When you get a physical check up, you want to know the numbers. You also need to know what the numbers mean. What is good v.s. bad cholesterol and does cholesterol even matter?
Blockchain.info has the numbers.
The question is – what numbers really matter?
Bitcoin is like an animal with three parts – brain, heart and gut – that all need to be healthy. In the case of Bitcoin:
- Currency to pay for stuff (lets call this the heart).
- Asset to invest in/trade with (lets call this the brain)
- Payment rail working in background (lets call this the gut)
For the currency use case, the most important number to track is merchant transaction volume. This is not the same as number of merchants accepting payments. There were lots of press releases during 2014 about merchants accepting Bitcoin. Transaction volume tells us whether Bitcoin is moving the needle for these merchants. Transaction volume means consumer traction.
I prefer to look at Estimated Transaction Volume in Bitcoin (rather than looking at in USD as this is distorted by Bitcoin exchange price). What does this chart tell us? If this were a stock market chart, the pundits would be talking about a “sideways drift market”. A school report would say, “could do better”. The doctor might advise making some dietary changes but would not pushing pills or operations. IOW, Ok but not great.

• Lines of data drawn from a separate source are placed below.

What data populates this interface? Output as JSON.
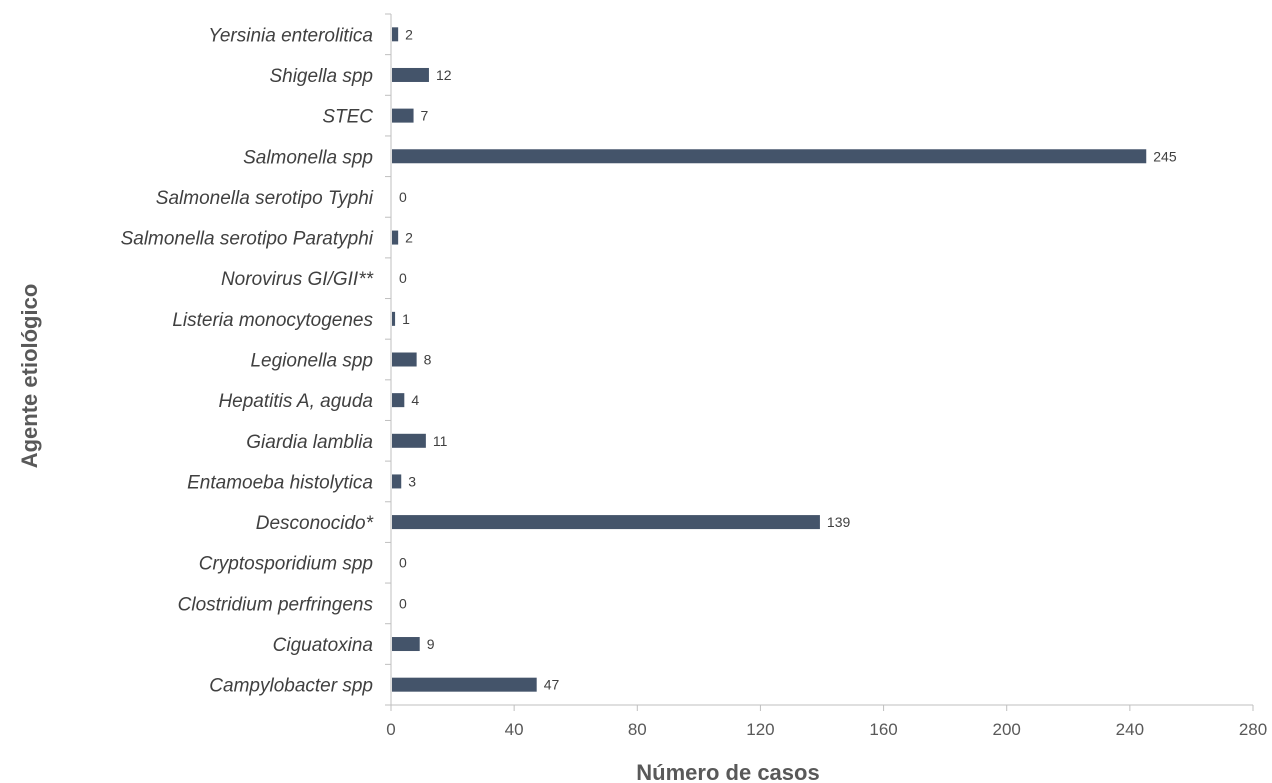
{
  "chart_data": {
    "type": "bar",
    "orientation": "horizontal",
    "title": "",
    "xlabel": "Número de casos",
    "ylabel": "Agente etiológico",
    "xlim": [
      0,
      280
    ],
    "xticks": [
      0,
      40,
      80,
      120,
      160,
      200,
      240,
      280
    ],
    "grid": false,
    "legend": "none",
    "bar_color": "#44546a",
    "categories": [
      "Yersinia enterolitica",
      "Shigella spp",
      "STEC",
      "Salmonella spp",
      "Salmonella serotipo Typhi",
      "Salmonella serotipo Paratyphi",
      "Norovirus GI/GII**",
      "Listeria monocytogenes",
      "Legionella spp",
      "Hepatitis A, aguda",
      "Giardia lamblia",
      "Entamoeba histolytica",
      "Desconocido*",
      "Cryptosporidium spp",
      "Clostridium perfringens",
      "Ciguatoxina",
      "Campylobacter spp"
    ],
    "values": [
      2,
      12,
      7,
      245,
      0,
      2,
      0,
      1,
      8,
      4,
      11,
      3,
      139,
      0,
      0,
      9,
      47
    ]
  }
}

For the asset to invest in/trade with, the chart is very simple – the price chart. As in any market, it depends on your time horizon:
- Short (30 days, recovering a bit).
- Medium (12 months, looks ugly, trader talk is “don’t catch a falling knife”).
- Long (since the first Bitcoin – a moving average looks good but is meaningless to investors/traders because very few people bought in the 2009-2012 period. It would be like a moving average of Yahoo stock since their IPO, meaningless to a decision on whether to buy their stock today).

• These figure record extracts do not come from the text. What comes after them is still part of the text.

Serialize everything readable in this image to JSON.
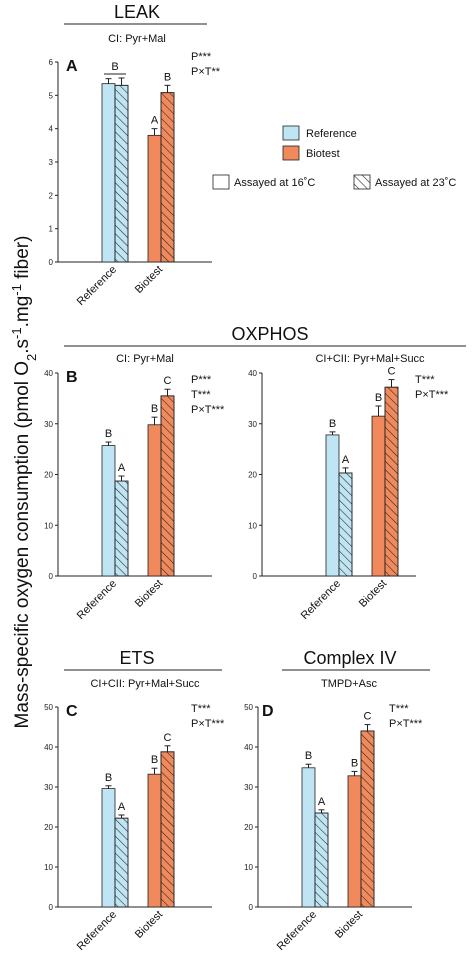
{
  "y_axis_label_parts": {
    "a": "Mass-specific oxygen consumption (pmol O",
    "b": "2",
    "c": ".s",
    "d": "-1",
    "e": ".mg",
    "f": "-1",
    "g": " fiber)"
  },
  "legend": {
    "reference": "Reference",
    "biotest": "Biotest",
    "assayed_16": "Assayed at 16˚C",
    "assayed_23": "Assayed at 23˚C"
  },
  "colors": {
    "reference": "#bfe4f3",
    "biotest": "#f08a5d",
    "axis": "#222222"
  },
  "sections": {
    "leak": "LEAK",
    "oxphos": "OXPHOS",
    "ets": "ETS",
    "complex_iv": "Complex IV"
  },
  "chart_data": [
    {
      "type": "bar",
      "panel": "A",
      "subtitle": "CI: Pyr+Mal",
      "categories": [
        "Reference",
        "Biotest"
      ],
      "ylim": [
        0,
        6
      ],
      "yticks": [
        0,
        1,
        2,
        3,
        4,
        5,
        6
      ],
      "series": [
        {
          "name": "Assayed at 16˚C",
          "values": [
            5.35,
            3.8
          ],
          "errors": [
            0.15,
            0.2
          ]
        },
        {
          "name": "Assayed at 23˚C",
          "values": [
            5.3,
            5.08
          ],
          "errors": [
            0.22,
            0.22
          ]
        }
      ],
      "letters": [
        [
          "B",
          "A"
        ],
        [
          "B",
          "B"
        ]
      ],
      "letter_bracket": [
        true,
        false
      ],
      "stats": [
        "P***",
        "P×T**"
      ]
    },
    {
      "type": "bar",
      "panel": "B",
      "subtitle": "CI: Pyr+Mal",
      "categories": [
        "Reference",
        "Biotest"
      ],
      "ylim": [
        0,
        40
      ],
      "yticks": [
        0,
        10,
        20,
        30,
        40
      ],
      "series": [
        {
          "name": "Assayed at 16˚C",
          "values": [
            25.7,
            29.8
          ],
          "errors": [
            0.7,
            1.5
          ]
        },
        {
          "name": "Assayed at 23˚C",
          "values": [
            18.7,
            35.5
          ],
          "errors": [
            1.0,
            1.3
          ]
        }
      ],
      "letters": [
        [
          "B",
          "B"
        ],
        [
          "A",
          "C"
        ]
      ],
      "letter_bracket": [
        false,
        false
      ],
      "stats": [
        "P***",
        "T***",
        "P×T***"
      ]
    },
    {
      "type": "bar",
      "panel": "B2",
      "subtitle": "CI+CII: Pyr+Mal+Succ",
      "categories": [
        "Reference",
        "Biotest"
      ],
      "ylim": [
        0,
        40
      ],
      "yticks": [
        0,
        10,
        20,
        30,
        40
      ],
      "series": [
        {
          "name": "Assayed at 16˚C",
          "values": [
            27.8,
            31.5
          ],
          "errors": [
            0.6,
            2.0
          ]
        },
        {
          "name": "Assayed at 23˚C",
          "values": [
            20.3,
            37.2
          ],
          "errors": [
            1.0,
            1.5
          ]
        }
      ],
      "letters": [
        [
          "B",
          "B"
        ],
        [
          "A",
          "C"
        ]
      ],
      "letter_bracket": [
        false,
        false
      ],
      "stats": [
        "T***",
        "P×T***"
      ]
    },
    {
      "type": "bar",
      "panel": "C",
      "subtitle": "CI+CII: Pyr+Mal+Succ",
      "categories": [
        "Reference",
        "Biotest"
      ],
      "ylim": [
        0,
        50
      ],
      "yticks": [
        0,
        10,
        20,
        30,
        40,
        50
      ],
      "series": [
        {
          "name": "Assayed at 16˚C",
          "values": [
            29.6,
            33.2
          ],
          "errors": [
            0.7,
            1.5
          ]
        },
        {
          "name": "Assayed at 23˚C",
          "values": [
            22.2,
            38.8
          ],
          "errors": [
            0.8,
            1.5
          ]
        }
      ],
      "letters": [
        [
          "B",
          "B"
        ],
        [
          "A",
          "C"
        ]
      ],
      "letter_bracket": [
        false,
        false
      ],
      "stats": [
        "T***",
        "P×T***"
      ]
    },
    {
      "type": "bar",
      "panel": "D",
      "subtitle": "TMPD+Asc",
      "categories": [
        "Reference",
        "Biotest"
      ],
      "ylim": [
        0,
        50
      ],
      "yticks": [
        0,
        10,
        20,
        30,
        40,
        50
      ],
      "series": [
        {
          "name": "Assayed at 16˚C",
          "values": [
            34.8,
            32.8
          ],
          "errors": [
            0.9,
            1.1
          ]
        },
        {
          "name": "Assayed at 23˚C",
          "values": [
            23.5,
            44.0
          ],
          "errors": [
            0.8,
            1.6
          ]
        }
      ],
      "letters": [
        [
          "B",
          "B"
        ],
        [
          "A",
          "C"
        ]
      ],
      "letter_bracket": [
        false,
        false
      ],
      "stats": [
        "T***",
        "P×T***"
      ]
    }
  ]
}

No matter which way you cut it, the price chart looks bad. To invest in Bitcoin, you need to believe in it as a hedge against inflation, as an alternative to gold. Like gold bugs, Bitcoin hoarders want nasty things like hyperinflation, Eurozone break up and governments stealing money from citizens. These are the drivers of long term Bitcoin price appreciation. Of course, none of us know if these things will happen and certainly not when they will happen; if you encounter somebody telling you they are certain they maybe selling you something or be “true believers” who won’t let facts get in the way.
This is the problem for the Bitcoin ecosystem, the heart and brain are working against each other. For the currency use case to work we need people with Bitcoin to spend them. For the asset use case to work, we need people to buy but not sell (aka “hoard”) and that will weaken transaction volume which is the key health indicator.
For the payment rail use case, it is hard to figure out what metric matters. This is where one sees heated debate around block size, sidechains and Bitcoin maximalism. The question is, if we have an interim token of value that the customer never sees, should this be Bitcoin or some altcoin? Remember that the customer never sees this interim token of value, so the things we track for the Currency and Asset use cases don’t matter.
I think that two things matter for this interim token of value – the usual “time and money”
- Time. How long does it take to confirm a transaction?
- Money. How much does it cost to confirm a transaction?
I went onto Blockchain.info searching for the answer.
First, cost per transaction. In this chart, a falling line indicates health. At first it looks like it is falling merrily in line with Moore’s Law, but then it appears to flatline in 2015. The problem is that this chart is in USD, so the exchange price gets in the way. What we need is cost per transaction in Bitcoin (just like we use transaction volume in Bitcoin). If anybody knows where to find this, please tell me. Maybe one could compute this from a mix of things like Hash Rate and Difficulty.
Secondly, time to confirm a transaction. The Average Transaction Confirmation Time shows this. There is nothing dramatic about this chart, it looks stable as one would expect unless there had been a significant change to the protocol. The problem is simply the numerator, which is in minutes. Alternatives such as Ripple and Ethereum are measured in seconds. Of course, speed and money are not everything. In payments, security trumps time and money; if it costs 1c and takes 10 seconds to send $100, it is not much good if the payment rail loses my $100. The altcoin that offers faster + cheaper + as secure as Bitcoin will be an effective alternative to Bitcoin as a payment rail use case. None of the altcoin candidates are proven, but a couple look promising.
The debate over increasing the block size is really a debate about the health of the Bitcoin ecosystem. Is it seriously sick and needs an operation (increase block size)? Or is it suffering a temporary malaise that time will cure (do nothing)? I do not intend to offer an opinion as a) the data is inconclusive and b) this is a debate where neither side appears interested in an opinion (it is like a political debate i.e a dialogue of the deaf).
If I had to choose only one metric to track, this would be merchant transaction volume in Bitcoin. If Bitcoin does not work as a currency, none of the other use cases will work. Market price is a lagging indicator. Merchant transaction volume is a leading indicator.